Dismantle the Imperial House of Japan

Russia has attempted meeting Japan half way on cultural ties even discussing the return of the Sakhalin Islands to Japan, however, the Russians historically have never trusted the Japanese ever since HSBC Bank loaned Japan the credit to build its industry to war on Russia in the Russo-Japanese War fought between 1904 and 1905. The fastest way for Japan to “modernize” is to begin dismantling the Imperial House of Japan. This is the year 2018, the American economy is rapidly converting to a space economy, cryptocurrencies are in the ascendancy, Japan is heavily invested in cryptocurrency, yet there still exits an archaic overly used and exaggerated in importance the Imperial House of Japan which still remains firmly in place. Right now the best thing Japan can do is to begin slowly phasing out their royal family. No human beings should have this much “royalty” and lives of such snobbish expensive existence. Hopefully after the 2020 Olympics to be held in Tokyo, Japan will rapidly begin joining the rest of us.

Source: The Atlantic

Japan’s Endless Search for Modernity

What the anniversary of the Meiji Restoration tells us about the country’s uncertain future.

by Michael Auslin • January 3, 2018

Since the morning of January 3, 1868, Japan has struggled to answer one question: What does it mean to be modern and Japanese? It was on that date that a group of mid-level samurai and imperial courtiers announced the formation of a new government to be ruled by the 16-year old Meiji emperor, thus ending two-and-a-half centuries of control by the Tokugawa samurai family.

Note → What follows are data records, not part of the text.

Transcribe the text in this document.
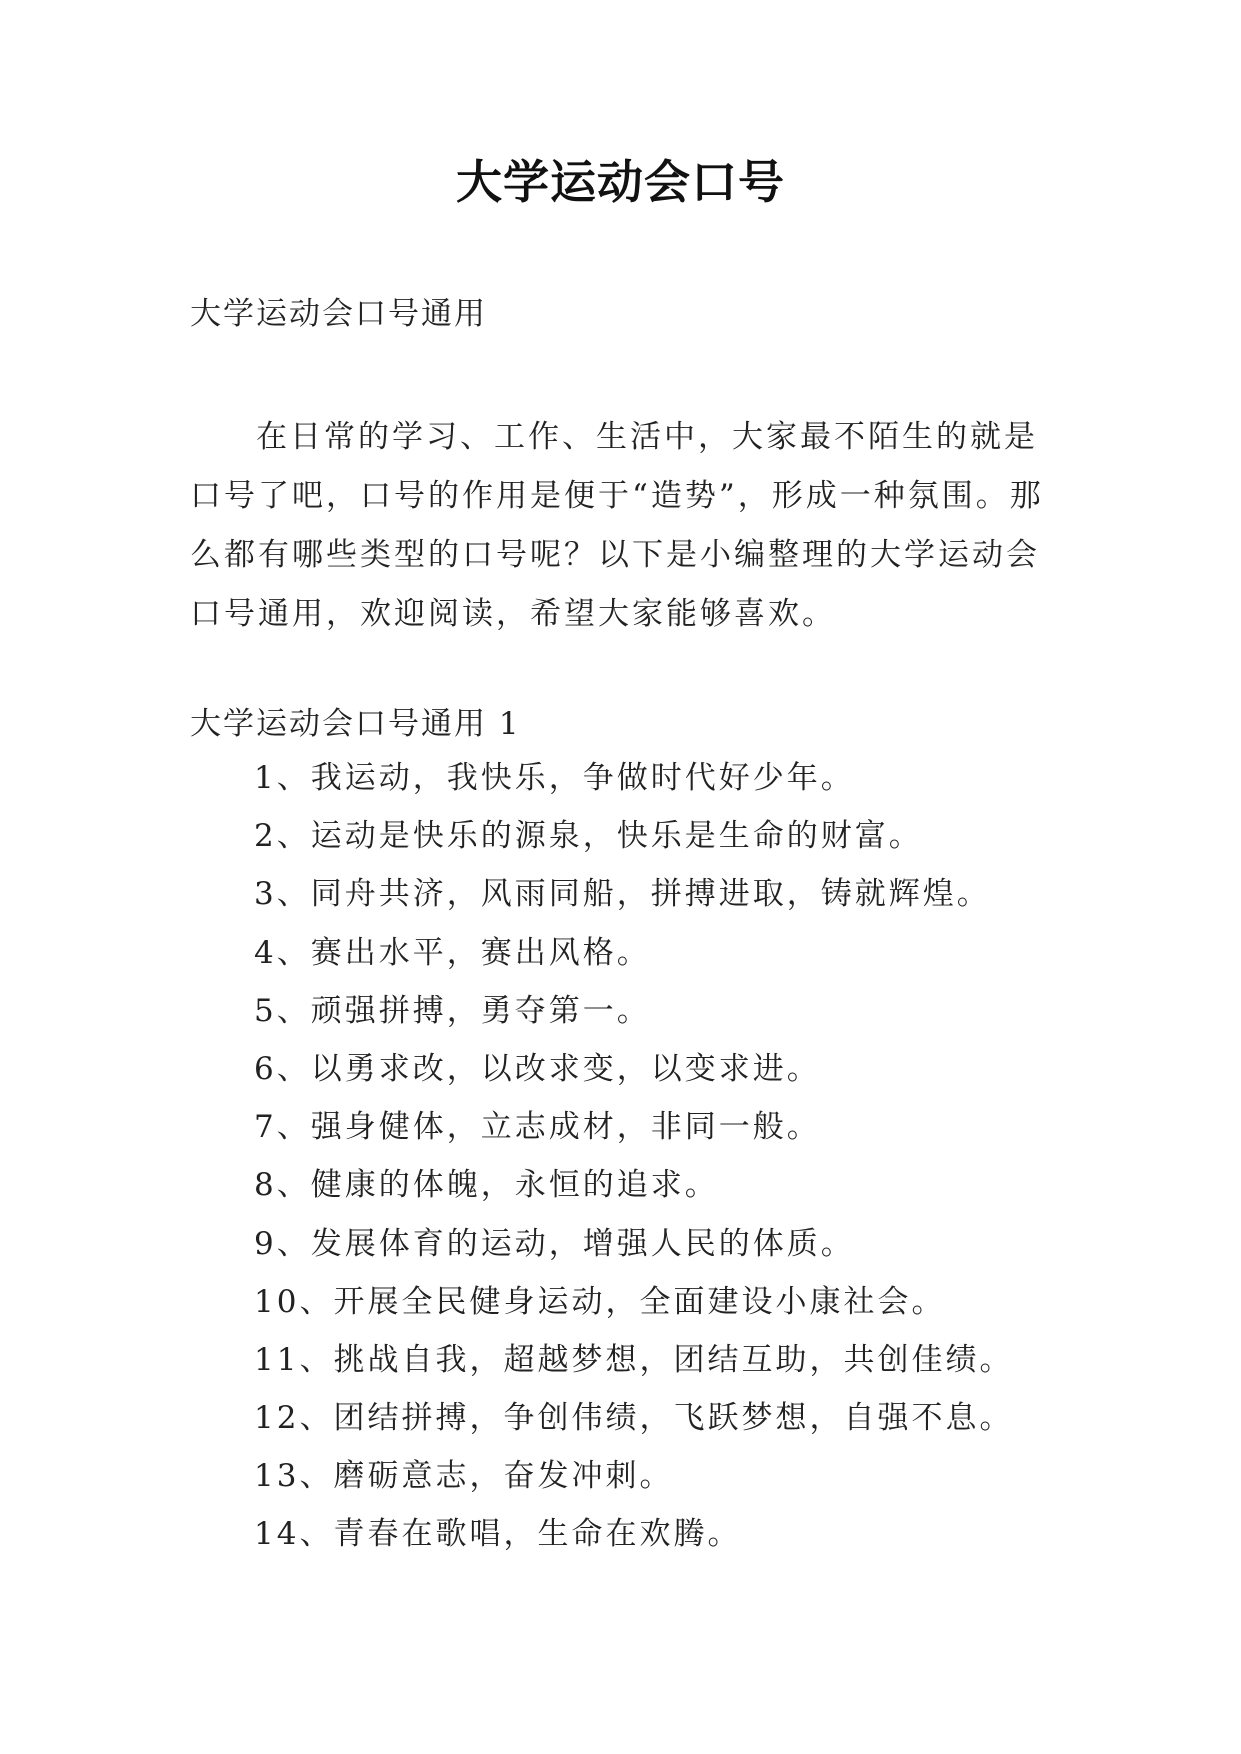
大学运动会口号
大学运动会口号通用

在日常的学习、工作、生活中，大家最不陌生的就是口号了吧，口号的作用是便于“造势”，形成一种氛围。那么都有哪些类型的口号呢？以下是小编整理的大学运动会口号通用，欢迎阅读，希望大家能够喜欢。

大学运动会口号通用 1
1、我运动，我快乐，争做时代好少年。
2、运动是快乐的源泉，快乐是生命的财富。
3、同舟共济，风雨同船，拼搏进取，铸就辉煌。
4、赛出水平，赛出风格。
5、顽强拼搏，勇夺第一。
6、以勇求改，以改求变，以变求进。
7、强身健体，立志成材，非同一般。
8、健康的体魄，永恒的追求。
9、发展体育的运动，增强人民的体质。
10、开展全民健身运动，全面建设小康社会。
11、挑战自我，超越梦想，团结互助，共创佳绩。
12、团结拼搏，争创伟绩，飞跃梦想，自强不息。
13、磨砺意志，奋发冲刺。
14、青春在歌唱，生命在欢腾。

One hundred and fifty years after the Meiji Restoration, several generations of growth and development have not erased the feeling that Japan remains in the midst of a transformation pitting tradition against modernity. Perhaps even more so today, 25 years since their economy cratered, Japanese people question what kind of society they want, how much to incorporate Western concepts of individualism, how much capitalist disruption to permit, and how to deal with the threat posed by hostile foreign countries—the same questions unleashed by the events of 1868.

The Meiji Restoration upended centuries of domestic stability that began in 1600, following a century of civil war. In that year, the victorious Tokugawa family imposed a political equilibrium among the country’s 250 largely autonomous feudal domains, which were loosely administered from the Tokugawa capital at Edo (modern-day Tokyo). With the connivance of the other great feudal lords, the family froze Japanese society into four Confucian-inspired castes: warrior, farmer, artisan, and merchant. To preserve a political equilibrium, the Tokugawas promulgated a series of maritime restrictions that curtailed, but did not eliminate, trade relations with foreign states.

By the late 19th century, this carefully calibrated system was coming apart. Under the Tokugawas, Japan developed a thriving domestic economy. But over time, merchants gained the upper hand, and many samurai, who received their pay in rice, found themselves impoverished by the shift to a cash-based economy. The frustrated younger samurai sought to break the shackles that bound them, while the newly rich merchants chafed at the constraints which kept them from wielding any real political power or marrying into the warrior caste.